Il coniglio, la cavia peruviana, il cincilla e gli altri piccoli mammiferi con i quali scegliamo di vivere in genere non hanno accesso all’esterno se non in rare occasioni.
In questo modo non possono esporsi per un tempo sufficiente alla luce solare diretta e all’azione dei raggi ultravioletti.
La conseguenza è un’insufficiente concentrazione di vitamina D nel sangue.

Cosa dicono gli studi?

Molti studi scientifici ci dicono che la mancata esposizione ad una quantità sufficiente di ultravioletti predispone a disturbi e patologie a carico soprattutto del sistema scheletrico ma non solo.
Nei Piccoli Mammiferi in particolare una carente esposizione alla luce solare diretta può essere una causa o concausa di patologia dentale, motivo in più per fare attenzione!

In conclusione

Nessun animale, proprio come noi, può vivere l’intera esistenza senza luce solare diretta, pena l’insorgenza di patologie anche gravi.
Non lo dimentichiamo…

A Febbraio 2016 è stato pubblicato un interessante articolo della collega Elisabetta Mancinelli dedicato all’importanza degli UVB per i Piccoli Mammiferi.

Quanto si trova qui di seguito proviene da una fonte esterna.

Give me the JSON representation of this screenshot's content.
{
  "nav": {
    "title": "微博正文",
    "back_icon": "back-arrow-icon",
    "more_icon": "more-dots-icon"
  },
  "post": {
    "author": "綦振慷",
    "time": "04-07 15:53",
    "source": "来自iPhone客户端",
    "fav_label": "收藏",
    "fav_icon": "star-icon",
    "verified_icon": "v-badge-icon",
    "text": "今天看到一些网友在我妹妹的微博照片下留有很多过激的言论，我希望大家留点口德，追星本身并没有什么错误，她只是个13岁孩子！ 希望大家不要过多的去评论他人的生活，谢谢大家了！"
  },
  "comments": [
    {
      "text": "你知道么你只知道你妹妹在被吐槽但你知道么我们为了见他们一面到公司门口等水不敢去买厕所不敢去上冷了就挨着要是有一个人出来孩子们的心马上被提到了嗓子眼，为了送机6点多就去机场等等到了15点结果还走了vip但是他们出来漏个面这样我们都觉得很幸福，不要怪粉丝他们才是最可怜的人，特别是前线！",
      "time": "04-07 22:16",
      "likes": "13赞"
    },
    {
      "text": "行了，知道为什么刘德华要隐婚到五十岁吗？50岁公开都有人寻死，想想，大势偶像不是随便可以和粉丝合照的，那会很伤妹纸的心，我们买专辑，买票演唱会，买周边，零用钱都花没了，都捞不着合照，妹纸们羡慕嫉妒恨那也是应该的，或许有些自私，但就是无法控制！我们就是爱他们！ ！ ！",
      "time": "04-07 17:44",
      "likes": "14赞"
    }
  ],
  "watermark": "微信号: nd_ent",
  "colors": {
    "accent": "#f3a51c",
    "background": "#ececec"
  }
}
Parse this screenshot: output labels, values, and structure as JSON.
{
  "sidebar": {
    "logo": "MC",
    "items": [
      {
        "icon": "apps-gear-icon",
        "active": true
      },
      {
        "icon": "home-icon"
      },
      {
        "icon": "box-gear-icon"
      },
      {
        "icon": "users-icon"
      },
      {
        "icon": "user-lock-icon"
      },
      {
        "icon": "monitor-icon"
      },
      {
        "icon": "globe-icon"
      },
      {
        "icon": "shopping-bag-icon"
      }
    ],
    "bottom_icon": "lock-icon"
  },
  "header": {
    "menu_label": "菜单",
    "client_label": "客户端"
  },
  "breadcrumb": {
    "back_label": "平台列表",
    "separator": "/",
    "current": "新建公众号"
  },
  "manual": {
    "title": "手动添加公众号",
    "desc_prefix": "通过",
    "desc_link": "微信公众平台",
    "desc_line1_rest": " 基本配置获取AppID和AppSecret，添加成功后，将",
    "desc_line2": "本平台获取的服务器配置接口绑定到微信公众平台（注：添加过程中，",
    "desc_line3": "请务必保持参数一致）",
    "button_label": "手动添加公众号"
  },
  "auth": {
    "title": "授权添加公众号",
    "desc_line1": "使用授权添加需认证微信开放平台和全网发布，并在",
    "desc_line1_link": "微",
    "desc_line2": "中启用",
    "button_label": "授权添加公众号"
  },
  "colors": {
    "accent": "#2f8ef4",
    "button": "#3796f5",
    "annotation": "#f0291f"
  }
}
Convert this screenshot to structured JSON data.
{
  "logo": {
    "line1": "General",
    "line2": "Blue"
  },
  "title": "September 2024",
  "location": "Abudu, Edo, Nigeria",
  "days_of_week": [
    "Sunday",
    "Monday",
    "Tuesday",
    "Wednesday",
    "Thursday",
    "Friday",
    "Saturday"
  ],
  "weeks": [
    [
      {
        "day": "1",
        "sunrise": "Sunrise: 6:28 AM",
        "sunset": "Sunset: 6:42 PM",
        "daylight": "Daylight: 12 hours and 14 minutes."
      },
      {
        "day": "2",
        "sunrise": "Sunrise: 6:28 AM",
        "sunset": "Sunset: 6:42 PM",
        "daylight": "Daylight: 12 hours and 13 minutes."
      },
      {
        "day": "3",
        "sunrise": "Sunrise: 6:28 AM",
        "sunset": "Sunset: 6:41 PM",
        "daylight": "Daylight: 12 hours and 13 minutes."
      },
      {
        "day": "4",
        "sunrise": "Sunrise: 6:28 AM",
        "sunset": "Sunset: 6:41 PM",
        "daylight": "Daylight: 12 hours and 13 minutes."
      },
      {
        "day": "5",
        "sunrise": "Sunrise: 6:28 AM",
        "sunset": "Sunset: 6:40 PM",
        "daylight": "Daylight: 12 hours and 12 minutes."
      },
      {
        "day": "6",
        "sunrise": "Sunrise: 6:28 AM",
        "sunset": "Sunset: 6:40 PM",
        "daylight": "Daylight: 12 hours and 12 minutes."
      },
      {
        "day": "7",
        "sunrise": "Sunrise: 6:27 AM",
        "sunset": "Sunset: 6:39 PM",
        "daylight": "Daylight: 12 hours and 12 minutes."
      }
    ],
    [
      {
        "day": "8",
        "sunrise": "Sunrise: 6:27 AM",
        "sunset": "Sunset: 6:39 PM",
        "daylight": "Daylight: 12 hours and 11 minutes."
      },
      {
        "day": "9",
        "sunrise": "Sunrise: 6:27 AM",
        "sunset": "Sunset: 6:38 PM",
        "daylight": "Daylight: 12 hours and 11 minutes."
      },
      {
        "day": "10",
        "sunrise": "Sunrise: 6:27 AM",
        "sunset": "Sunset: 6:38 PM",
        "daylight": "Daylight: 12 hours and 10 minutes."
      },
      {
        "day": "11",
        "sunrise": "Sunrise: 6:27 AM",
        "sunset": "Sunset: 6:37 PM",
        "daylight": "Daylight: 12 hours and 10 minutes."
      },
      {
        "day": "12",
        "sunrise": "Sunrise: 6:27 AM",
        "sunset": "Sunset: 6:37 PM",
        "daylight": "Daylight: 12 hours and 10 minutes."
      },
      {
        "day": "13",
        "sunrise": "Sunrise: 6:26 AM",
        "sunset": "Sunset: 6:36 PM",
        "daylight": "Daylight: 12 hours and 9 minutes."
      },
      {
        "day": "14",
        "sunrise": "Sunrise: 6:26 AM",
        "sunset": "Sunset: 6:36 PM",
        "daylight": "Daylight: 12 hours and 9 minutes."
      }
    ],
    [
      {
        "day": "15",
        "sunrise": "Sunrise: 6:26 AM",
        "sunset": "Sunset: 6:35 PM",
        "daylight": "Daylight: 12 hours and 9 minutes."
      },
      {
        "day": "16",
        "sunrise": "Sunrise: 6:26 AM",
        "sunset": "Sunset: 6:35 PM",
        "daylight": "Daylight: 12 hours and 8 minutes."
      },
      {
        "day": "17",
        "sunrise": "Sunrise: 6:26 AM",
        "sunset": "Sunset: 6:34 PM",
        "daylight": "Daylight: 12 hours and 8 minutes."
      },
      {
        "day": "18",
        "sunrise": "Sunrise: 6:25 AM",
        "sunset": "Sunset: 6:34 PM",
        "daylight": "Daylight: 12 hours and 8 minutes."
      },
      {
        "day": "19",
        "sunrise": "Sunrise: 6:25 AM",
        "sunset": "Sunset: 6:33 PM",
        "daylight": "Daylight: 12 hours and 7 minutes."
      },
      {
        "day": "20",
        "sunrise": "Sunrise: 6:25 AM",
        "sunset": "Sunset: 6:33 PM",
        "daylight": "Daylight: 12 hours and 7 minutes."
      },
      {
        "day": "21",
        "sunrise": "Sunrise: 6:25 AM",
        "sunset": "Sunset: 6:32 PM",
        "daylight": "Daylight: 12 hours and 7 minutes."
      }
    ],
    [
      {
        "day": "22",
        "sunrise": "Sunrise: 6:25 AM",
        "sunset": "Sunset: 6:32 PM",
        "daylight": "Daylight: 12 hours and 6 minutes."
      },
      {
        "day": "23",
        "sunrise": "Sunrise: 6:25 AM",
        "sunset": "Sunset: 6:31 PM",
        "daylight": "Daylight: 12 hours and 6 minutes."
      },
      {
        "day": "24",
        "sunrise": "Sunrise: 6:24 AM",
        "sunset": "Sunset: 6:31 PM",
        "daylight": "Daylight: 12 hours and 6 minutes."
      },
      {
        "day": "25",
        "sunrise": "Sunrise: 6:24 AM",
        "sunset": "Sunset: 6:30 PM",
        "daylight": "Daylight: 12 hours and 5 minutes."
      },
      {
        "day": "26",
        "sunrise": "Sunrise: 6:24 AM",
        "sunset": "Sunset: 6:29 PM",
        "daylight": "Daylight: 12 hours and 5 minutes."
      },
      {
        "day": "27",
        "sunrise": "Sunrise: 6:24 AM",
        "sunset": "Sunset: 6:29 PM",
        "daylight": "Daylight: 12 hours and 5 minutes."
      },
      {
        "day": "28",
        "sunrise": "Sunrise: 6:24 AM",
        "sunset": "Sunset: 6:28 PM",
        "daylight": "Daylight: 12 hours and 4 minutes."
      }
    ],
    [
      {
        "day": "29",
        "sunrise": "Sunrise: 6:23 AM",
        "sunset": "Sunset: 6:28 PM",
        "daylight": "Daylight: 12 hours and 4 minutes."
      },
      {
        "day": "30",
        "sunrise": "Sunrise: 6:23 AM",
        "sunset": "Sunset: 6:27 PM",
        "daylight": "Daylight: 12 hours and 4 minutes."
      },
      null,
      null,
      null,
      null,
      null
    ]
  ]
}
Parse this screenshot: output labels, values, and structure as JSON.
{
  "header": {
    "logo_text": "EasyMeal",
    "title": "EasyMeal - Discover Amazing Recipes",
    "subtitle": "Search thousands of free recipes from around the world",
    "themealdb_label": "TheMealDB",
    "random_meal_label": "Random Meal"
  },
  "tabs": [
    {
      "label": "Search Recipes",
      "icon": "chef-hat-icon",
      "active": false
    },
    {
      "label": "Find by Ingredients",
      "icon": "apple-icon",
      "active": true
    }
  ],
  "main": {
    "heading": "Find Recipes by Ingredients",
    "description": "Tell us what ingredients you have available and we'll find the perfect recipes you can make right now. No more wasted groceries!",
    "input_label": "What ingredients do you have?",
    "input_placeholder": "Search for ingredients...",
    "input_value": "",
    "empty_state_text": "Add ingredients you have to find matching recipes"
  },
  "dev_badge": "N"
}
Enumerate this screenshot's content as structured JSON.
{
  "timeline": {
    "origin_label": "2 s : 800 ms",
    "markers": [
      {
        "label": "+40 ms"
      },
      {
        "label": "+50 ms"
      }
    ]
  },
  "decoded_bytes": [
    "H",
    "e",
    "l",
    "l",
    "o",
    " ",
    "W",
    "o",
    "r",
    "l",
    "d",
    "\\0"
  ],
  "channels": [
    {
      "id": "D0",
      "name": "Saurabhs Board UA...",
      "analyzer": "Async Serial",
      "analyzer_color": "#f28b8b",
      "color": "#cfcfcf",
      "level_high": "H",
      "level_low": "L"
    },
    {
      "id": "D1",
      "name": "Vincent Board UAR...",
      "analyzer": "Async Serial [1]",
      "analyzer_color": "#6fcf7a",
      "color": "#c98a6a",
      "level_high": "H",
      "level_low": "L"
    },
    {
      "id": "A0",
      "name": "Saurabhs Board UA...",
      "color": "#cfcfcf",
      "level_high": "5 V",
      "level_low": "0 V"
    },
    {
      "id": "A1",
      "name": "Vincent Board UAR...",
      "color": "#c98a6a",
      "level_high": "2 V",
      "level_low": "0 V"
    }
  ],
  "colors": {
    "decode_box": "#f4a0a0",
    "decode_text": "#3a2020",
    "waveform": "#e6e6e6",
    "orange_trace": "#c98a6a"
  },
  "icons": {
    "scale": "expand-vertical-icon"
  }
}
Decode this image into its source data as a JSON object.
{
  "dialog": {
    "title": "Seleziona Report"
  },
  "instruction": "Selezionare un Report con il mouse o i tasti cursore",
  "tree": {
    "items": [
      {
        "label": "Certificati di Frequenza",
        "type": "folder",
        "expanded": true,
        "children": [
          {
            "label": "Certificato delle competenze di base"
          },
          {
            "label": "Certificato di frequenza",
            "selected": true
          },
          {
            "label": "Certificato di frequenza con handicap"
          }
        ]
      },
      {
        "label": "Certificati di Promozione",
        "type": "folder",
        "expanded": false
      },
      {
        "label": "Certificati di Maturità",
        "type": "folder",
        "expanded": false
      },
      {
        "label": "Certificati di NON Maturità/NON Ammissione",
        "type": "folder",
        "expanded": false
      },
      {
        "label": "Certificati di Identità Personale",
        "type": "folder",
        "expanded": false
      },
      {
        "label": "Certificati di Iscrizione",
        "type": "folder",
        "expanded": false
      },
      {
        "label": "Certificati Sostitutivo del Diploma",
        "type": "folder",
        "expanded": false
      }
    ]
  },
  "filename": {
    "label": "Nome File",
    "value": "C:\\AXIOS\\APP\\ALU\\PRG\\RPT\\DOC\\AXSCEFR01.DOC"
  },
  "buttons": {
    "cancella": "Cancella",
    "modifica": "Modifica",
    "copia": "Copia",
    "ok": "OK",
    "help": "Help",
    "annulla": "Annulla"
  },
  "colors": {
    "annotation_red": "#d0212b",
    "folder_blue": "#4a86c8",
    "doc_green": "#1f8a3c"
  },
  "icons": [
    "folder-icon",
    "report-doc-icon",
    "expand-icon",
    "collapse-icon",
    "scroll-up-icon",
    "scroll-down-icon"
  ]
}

Si può leggere a questo link.

L’importanza della vitamina D

La vitamina D è una sostanza fondamentale che interviene in numerosi processi fisiologici: la crescita, lo sviluppo e il rimodellamento del tessuto osseo, la funzione neuromuscolare, il sistema cardiocircolatorio, la riproduzione, il sistema immunitario.
La vitamina D interviene anche attivamente nell’assorbimento intestinale di calcio, nel riassorbimento dai tubuli renali, nell’equilibrio calcio-fosforo e nella regolazione degli ormoni prodotti dalla paratiroide

Dove si trova la vitamina D?

Gli animali, noi compresi ovviamente, possono assumerla con la dieta o possono produrla previa esposizione agli UVB, con differenze tra una specie e l’altra.

Gli animali carnivori in genere per esempio soddisfano in gran parte il loro fabbisogno con l’alimentazione, gli erbivori invece con l’esposizione agli ultravioletti.

Piccoli Mammiferi e UVB

Non si conoscono i fabbisogni esatti di ogni singola specie ma è possibile dare alcune indicazioni importanti.

Il coniglio

I conigli hanno un meccanismo di riassorbimento del calcio molto particolare in gran parte indipendente dalla vitamina D.

La crescita continua dei denti infatti provoca una grande necessità di calcio, dal 30 al 50% in più rispetto ad altre specie, che viene assorbito passivamente dall’intestino.

Un’insufficiente concentrazione di vitamina D è comunque un fattore chiave per la patologia dentale acquisita e per questo è fondamentale che siano esposti anche alla luce solare diretta che consente l’attivazione della vitamina.

La cavia peruviana

Le cavie sono animali dalle abitudini diurne, che in natura vivono ad elevate altitudini.

Si presume quindi che per loro l’esposizione alla luce solare sia ancora più importante rispetto ad altre specie.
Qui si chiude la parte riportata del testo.